Morgan Stanley
(MS) plans to hire as many as 400 traders and salespeople. The hiring spree aims at ramping up profit in the company’s emerging markets, foreign exchange, equity derivatives and prime brokerage businesses and thereby taking the company out of three straight quarters of losses.
This move comes after Morgan Stanley reported a second-quarter loss, while its major competitors Goldman Sachs Group Inc. (GS) and JPMorgan Chase & Co. (JPM) reported strong earnings. After last year’s meltdown of the banking sector, Morgan Stanley steered away from risky investments that led to the demise of some of its competitors. When trading opportunities picked up in the second quarter of 2009, its competitors took advantage while Morgan Stanley lagged behind as a result of maintaining a more conservative stance to survive the financial crisis.
Morgan Stanley reported a loss of $1.26 billion, or $1.10 per share after paying preferred dividends for the second quarter, compared to $1.06 billion or $1.02 per share, in the prior-year quarter.
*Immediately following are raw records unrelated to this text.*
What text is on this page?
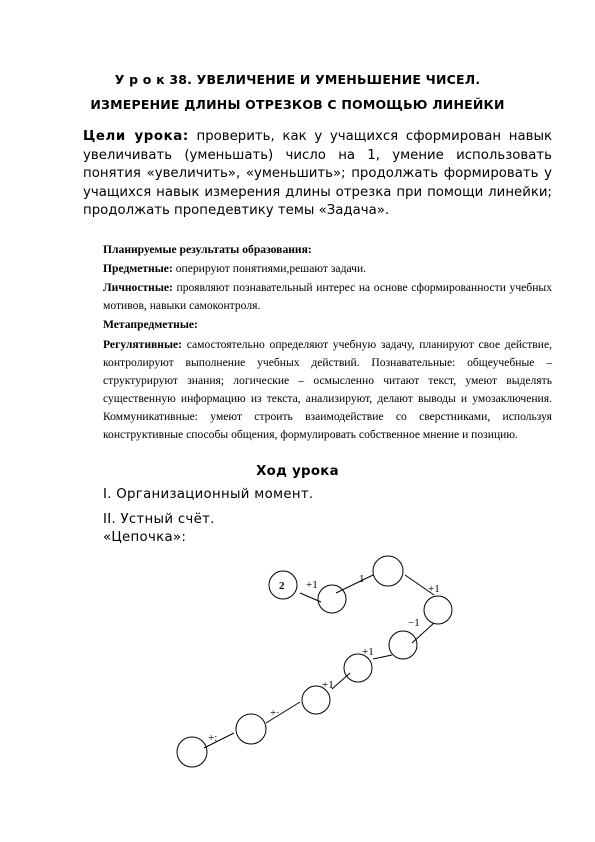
У р о к 38. УВЕЛИЧЕНИЕ И УМЕНЬШЕНИЕ ЧИСЕЛ.
ИЗМЕРЕНИЕ ДЛИНЫ ОТРЕЗКОВ С ПОМОЩЬЮ ЛИНЕЙКИ
Цели урока: проверить, как у учащихся сформирован навык увеличивать (уменьшать) число на 1, умение использовать понятия «увеличить», «уменьшить»; продолжать формировать у учащихся навык измерения длины отрезка при помощи линейки; продолжать пропедевтику темы «Задача».
Планируемые результаты образования:
Предметные: оперируют понятиями,решают задачи.
Личностные: проявляют познавательный интерес на основе сформированности учебных мотивов, навыки самоконтроля.
Метапредметные:
Регулятивные: самостоятельно определяют учебную задачу, планируют свое действие, контролируют выполнение учебных действий. Познавательные: общеучебные – структурируют знания; логические – осмысленно читают текст, умеют выделять существенную информацию из текста, анализируют, делают выводы и умозаключения. Коммуникативные: умеют строить взаимодействие со сверстниками, используя конструктивные способы общения, формулировать собственное мнение и позицию.
Ход урока
I. Организационный момент.
II. Устный счёт.
«Цепочка»:
2 +1	1
+1
−1
+1
+1
+·
+:
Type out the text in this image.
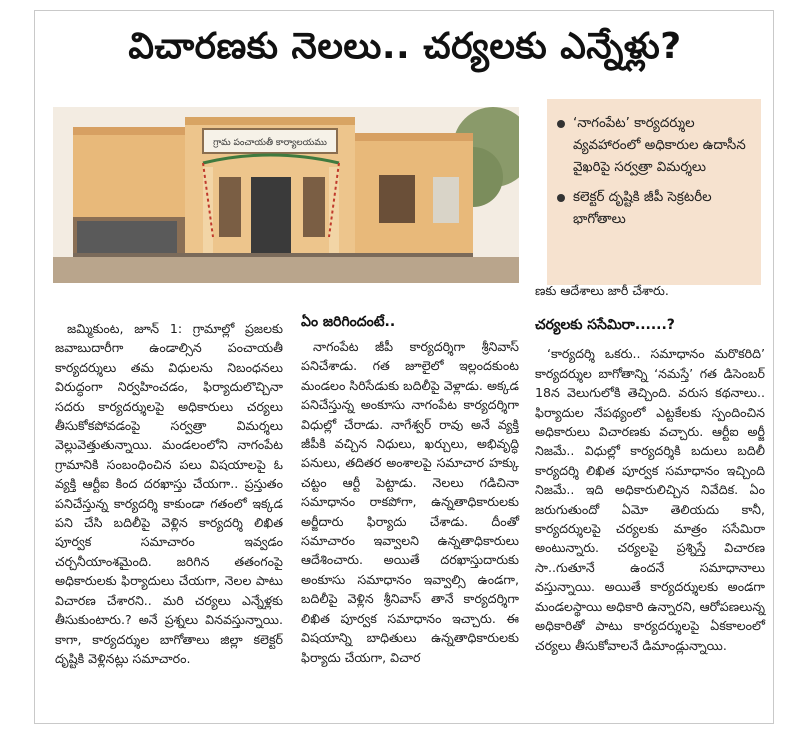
విచారణకు నెలలు.. చర్యలకు ఎన్నేళ్లు?
గ్రామ పంచాయతీ కార్యాలయము
‘నాగంపేట’ కార్యదర్శుల వ్యవహారంలో అధికారుల ఉదాసీన వైఖరిపై సర్వత్రా విమర్శలు
కలెక్టర్ దృష్టికి జీపీ సెక్రటరీల భాగోతాలు

జమ్మికుంట, జూన్ 1: గ్రామాల్లో ప్రజలకు జవాబుదారీగా ఉండాల్సిన పంచాయతీ కార్యదర్శులు తమ విధులను నిబంధనలు విరుద్ధంగా నిర్వహించడం, ఫిర్యాదులొచ్చినా సదరు కార్యదర్శులపై అధికారులు చర్యలు తీసుకోకపోవడంపై సర్వత్రా విమర్శలు వెల్లువెత్తుతున్నాయి. మండలంలోని నాగంపేట గ్రామానికి సంబంధించిన పలు విషయాలపై ఓ వ్యక్తి ఆర్టీఐ కింద దరఖాస్తు చేయగా.. ప్రస్తుతం పనిచేస్తున్న కార్యదర్శి కాకుండా గతంలో ఇక్కడ పని చేసి బదిలీపై వెళ్లిన కార్యదర్శి లిఖిత పూర్వక సమాచారం ఇవ్వడం చర్చనీయాంశమైంది. జరిగిన తతంగంపై అధికారులకు ఫిర్యాదులు చేయగా, నెలల పాటు విచారణ చేశారని.. మరి చర్యలు ఎన్నేళ్లకు తీసుకుంటారు.? అనే ప్రశ్నలు వినవస్తున్నాయి. కాగా, కార్యదర్శుల బాగోతాలు జిల్లా కలెక్టర్ దృష్టికి వెళ్లినట్లు సమాచారం.

ఏం జరిగిందంటే..

నాగంపేట జీపీ కార్యదర్శిగా శ్రీనివాస్ పనిచేశాడు. గత జూలైలో ఇల్లందకుంట మండలం సిరిసేడుకు బదిలీపై వెళ్లాడు. అక్కడ పనిచేస్తున్న అంకూసు నాగంపేట కార్యదర్శిగా విధుల్లో చేరాడు. నాగేశ్వర్ రావు అనే వ్యక్తి జీపీకి వచ్చిన నిధులు, ఖర్చులు, అభివృద్ధి పనులు, తదితర అంశాలపై సమాచార హక్కు చట్టం ఆర్టీ పెట్టాడు. నెలలు గడిచినా సమాధానం రాకపోగా, ఉన్నతాధికారులకు అర్జీదారు ఫిర్యాదు చేశాడు. దీంతో సమాచారం ఇవ్వాలని ఉన్నతాధికారులు ఆదేశించారు. అయితే దరఖాస్తుదారుకు అంకూసు సమాధానం ఇవ్వాల్సి ఉండగా, బదిలీపై వెళ్లిన శ్రీనివాస్ తానే కార్యదర్శిగా లిఖిత పూర్వక సమాధానం ఇచ్చారు. ఈ విషయాన్ని బాధితులు ఉన్నతాధికారులకు ఫిర్యాదు చేయగా, విచార

ణకు ఆదేశాలు జారీ చేశారు.
చర్యలకు ససేమిరా......?

‘కార్యదర్శి ఒకరు.. సమాధానం మరొకరిది’ కార్యదర్శుల బాగోతాన్ని ‘నమస్తే’ గత డిసెంబర్ 18న వెలుగులోకి తెచ్చింది. వరుస కథనాలు.. ఫిర్యాదుల నేపథ్యంలో ఎట్టకేలకు స్పందించిన అధికారులు విచారణకు వచ్చారు. ఆర్టీఐ అర్జీ నిజమే.. విధుల్లో కార్యదర్శికి బదులు బదిలీ కార్యదర్శి లిఖిత పూర్వక సమాధానం ఇచ్చింది నిజమే.. ఇది అధికారులిచ్చిన నివేదిక. ఏం జరుగుతుందో ఏమో తెలియదు కానీ, కార్యదర్శులపై చర్యలకు మాత్రం ససేమిరా అంటున్నారు. చర్యలపై ప్రశ్నిస్తే విచారణ సా..గుతూనే ఉందనే సమాధానాలు వస్తున్నాయి. అయితే కార్యదర్శులకు అండగా మండలస్థాయి అధికారి ఉన్నారని, ఆరోపణలున్న అధికారితో పాటు కార్యదర్శులపై ఏకకాలంలో చర్యలు తీసుకోవాలనే డిమాండ్లున్నాయి.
The loss was mainly attributable to special charges incurred to cover losses in real estate investments and costs of repaying the bailout money to the government.
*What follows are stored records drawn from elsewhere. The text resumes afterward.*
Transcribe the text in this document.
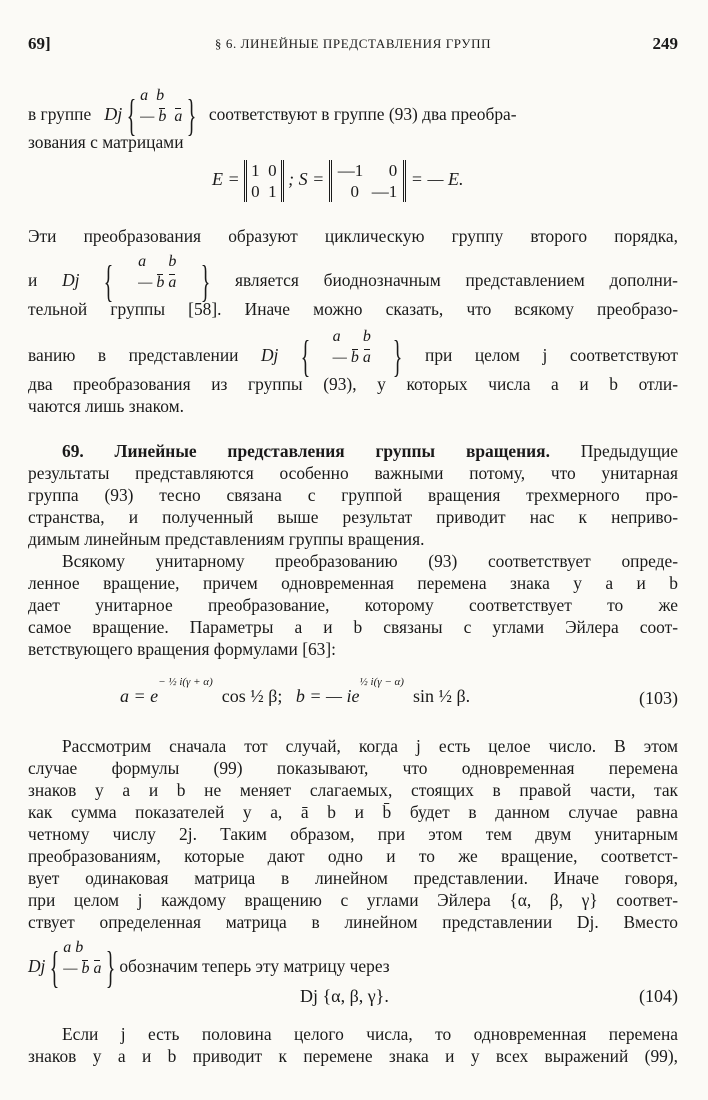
69]	§ 6. ЛИНЕЙНЫЕ ПРЕДСТАВЛЕНИЯ ГРУПП	249
в группе Dj { a b
— b a } соответствуют в группе (93) два преобра-
зования с матрицами
E = 1 0
0 1
; S = —1 0
0 —1
= — E.
Эти преобразования образуют циклическую группу второго порядка,
и Dj { a b
— b a } является биоднозначным представлением дополни-
тельной группы [58]. Иначе можно сказать, что всякому преобразо-
ванию в представлении Dj { a b
— b a } при целом j соответствуют
два преобразования из группы (93), у которых числа a и b отли-
чаются лишь знаком.
69. Линейные представления группы вращения. Предыдущие
результаты представляются особенно важными потому, что унитарная
группа (93) тесно связана с группой вращения трехмерного про-
странства, и полученный выше результат приводит нас к неприво-
димым линейным представлениям группы вращения.
Всякому унитарному преобразованию (93) соответствует опреде-
ленное вращение, причем одновременная перемена знака у a и b
дает унитарное преобразование, которому соответствует то же
самое вращение. Параметры a и b связаны с углами Эйлера соот-
ветствующего вращения формулами [63]:
$a = e^{- \frac{1}{2} i(\gamma + \alpha)}$  cos ½ β; b = — $ie^{\frac{1}{2} i(\gamma - \alpha)}$  sin ½ β.	(103)
Рассмотрим сначала тот случай, когда j есть целое число. В этом
случае формулы (99) показывают, что одновременная перемена
знаков у a и b не меняет слагаемых, стоящих в правой части, так
как сумма показателей у a, ā b и b̄ будет в данном случае равна
четному числу 2j. Таким образом, при этом тем двум унитарным
преобразованиям, которые дают одно и то же вращение, соответст-
вует одинаковая матрица в линейном представлении. Иначе говоря,
при целом j каждому вращению с углами Эйлера {α, β, γ} соответ-
ствует определенная матрица в линейном представлении Dj. Вместо
Dj { a b
— b a } обозначим теперь эту матрицу через
Dj {α, β, γ}.	(104)
Если j есть половина целого числа, то одновременная перемена
знаков у a и b приводит к перемене знака и у всех выражений (99),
Though Morgan Stanley’s investment banking revenues were strong in the reported quarter, its conservative approach to trading hindered its ability to reap higher profits to offset the special charges. Furthermore, the company’s capital ratios were among the sturdiest in the industry indicating that it had pulled higher cash in reserves rather than betting on riskier assets.
In June 2009, Morgan Stanley was one of 10 major banks that was approved to repay its government loan. Morgan Stanley had received $10 billion as part of the government’s $700 billion program.
About half of the intended recruitment has already taken place across sales and trading. The company is looking to add more positions in its foreign exchange, emerging markets and equity derivatives businesses.
Morgan Stanley has already hired people from JPMorgan, Deutsche Bank AG (DB), Citigroup Inc. (C), Credit Suisse Group (CS), UBS AG (UBS) and Merrill Lynch, now part of Bank of America (BAC).  Morgan Stanley has made about 200 hires so far, some with year-end compensation guarantees.